The book, much like its mustachioed author, has been a wild success, breaking national sales records in its first days as Colombians attempt to learn more about the young man who left Colombia decades ago to live abroad. Not even his masterpiece, One Hundred Years of Solitude, sold as quickly.
Bookish thieves swiped 15 copies off the back of a truck before the official Bogota launch, causing a scandal that sent police scouring the streets for shady literary dealers.
Gabo, the name given to Garcia Marquez by friend and fans, is known for his “magical realism,” a genre that mixes magic, myth and reality. The style established him as the leading exponent of Latin America’s “boom generation” of writers in the 1960s.
His works are cherished across the Spanish-speaking world and he is considered Latin America’s most famous living author.
Garcia Marquez said he worked on his memoirs between other projects for more than a decade. But three years ago he was diagnosed with lymphatic cancer, so he confined himself to his Mexico City home to write Vivir Para Contarla, best translated as “Living Life to Tell It.”
The memoir opens with Garcia Marquez, at this point a young man, returning to his hometown Aracataca to sell his family home — a turning point in his literary life, which sparked a flood of childhood memories that would anchor his later writings.
Family and friends during his youth are revealed in the memoir as the inspiration for his lengthy cast of characters, just as Aracataca was the seed for his magical world of “Macondo” in One Hundred Years of Solitude.
As the author moves through young adulthood, dark stories are revealed, including the tale of a 1928 massacre of banana workers from the United Fruit Company and the murder of a family friend, who would serve as a base for his book Chronicle of a Death Foretold.
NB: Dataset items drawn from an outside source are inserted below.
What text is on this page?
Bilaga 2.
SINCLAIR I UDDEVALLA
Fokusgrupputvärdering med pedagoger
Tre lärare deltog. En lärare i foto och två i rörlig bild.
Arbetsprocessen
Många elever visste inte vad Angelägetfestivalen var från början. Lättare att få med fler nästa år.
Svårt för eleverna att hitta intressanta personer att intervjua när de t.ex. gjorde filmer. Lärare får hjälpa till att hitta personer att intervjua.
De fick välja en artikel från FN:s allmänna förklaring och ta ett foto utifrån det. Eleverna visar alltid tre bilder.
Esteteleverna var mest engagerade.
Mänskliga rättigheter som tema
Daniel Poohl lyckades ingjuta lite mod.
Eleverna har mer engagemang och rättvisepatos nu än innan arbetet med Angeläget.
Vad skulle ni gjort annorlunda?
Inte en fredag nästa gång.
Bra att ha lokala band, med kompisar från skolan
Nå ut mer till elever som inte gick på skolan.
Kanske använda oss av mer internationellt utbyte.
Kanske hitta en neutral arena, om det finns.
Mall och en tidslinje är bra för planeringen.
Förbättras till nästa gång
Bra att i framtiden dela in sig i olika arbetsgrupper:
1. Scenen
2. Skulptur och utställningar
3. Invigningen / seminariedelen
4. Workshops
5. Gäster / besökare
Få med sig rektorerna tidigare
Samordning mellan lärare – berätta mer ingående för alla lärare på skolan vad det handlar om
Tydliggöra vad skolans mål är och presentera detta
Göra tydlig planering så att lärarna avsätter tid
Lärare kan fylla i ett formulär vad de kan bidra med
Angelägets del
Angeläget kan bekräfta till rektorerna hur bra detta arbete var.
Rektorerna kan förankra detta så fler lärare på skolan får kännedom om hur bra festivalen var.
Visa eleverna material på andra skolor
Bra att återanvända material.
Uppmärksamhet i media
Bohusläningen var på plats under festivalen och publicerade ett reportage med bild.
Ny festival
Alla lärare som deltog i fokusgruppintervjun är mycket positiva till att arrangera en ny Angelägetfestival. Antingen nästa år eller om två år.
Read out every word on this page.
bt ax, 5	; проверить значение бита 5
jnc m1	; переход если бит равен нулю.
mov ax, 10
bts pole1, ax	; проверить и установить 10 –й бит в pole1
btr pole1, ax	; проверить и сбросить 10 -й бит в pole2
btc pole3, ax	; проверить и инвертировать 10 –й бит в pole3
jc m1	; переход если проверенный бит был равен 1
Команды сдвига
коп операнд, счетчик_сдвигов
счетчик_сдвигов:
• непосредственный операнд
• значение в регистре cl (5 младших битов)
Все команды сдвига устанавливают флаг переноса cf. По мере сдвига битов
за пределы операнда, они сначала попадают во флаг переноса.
No release date has been set for future volumes or an English edition of the memoir.
The book launch was a bittersweet event in Colombia's capital. Garcia Marquez did not appear at the release. Instead, wine-sipping, celebrity well-wishers were greeted by a cardboard cutout of the Colombian hero.
Gabo has not come home in three years — since he appeared at the 1999 launch of Colombia’s now-defunct peace process with Latin America's most powerful Marxist rebel army.
He did not return for the burial of his mother or brother. He has divided his time between his Mexico City home and cancer treatments at a Los Angeles hospital.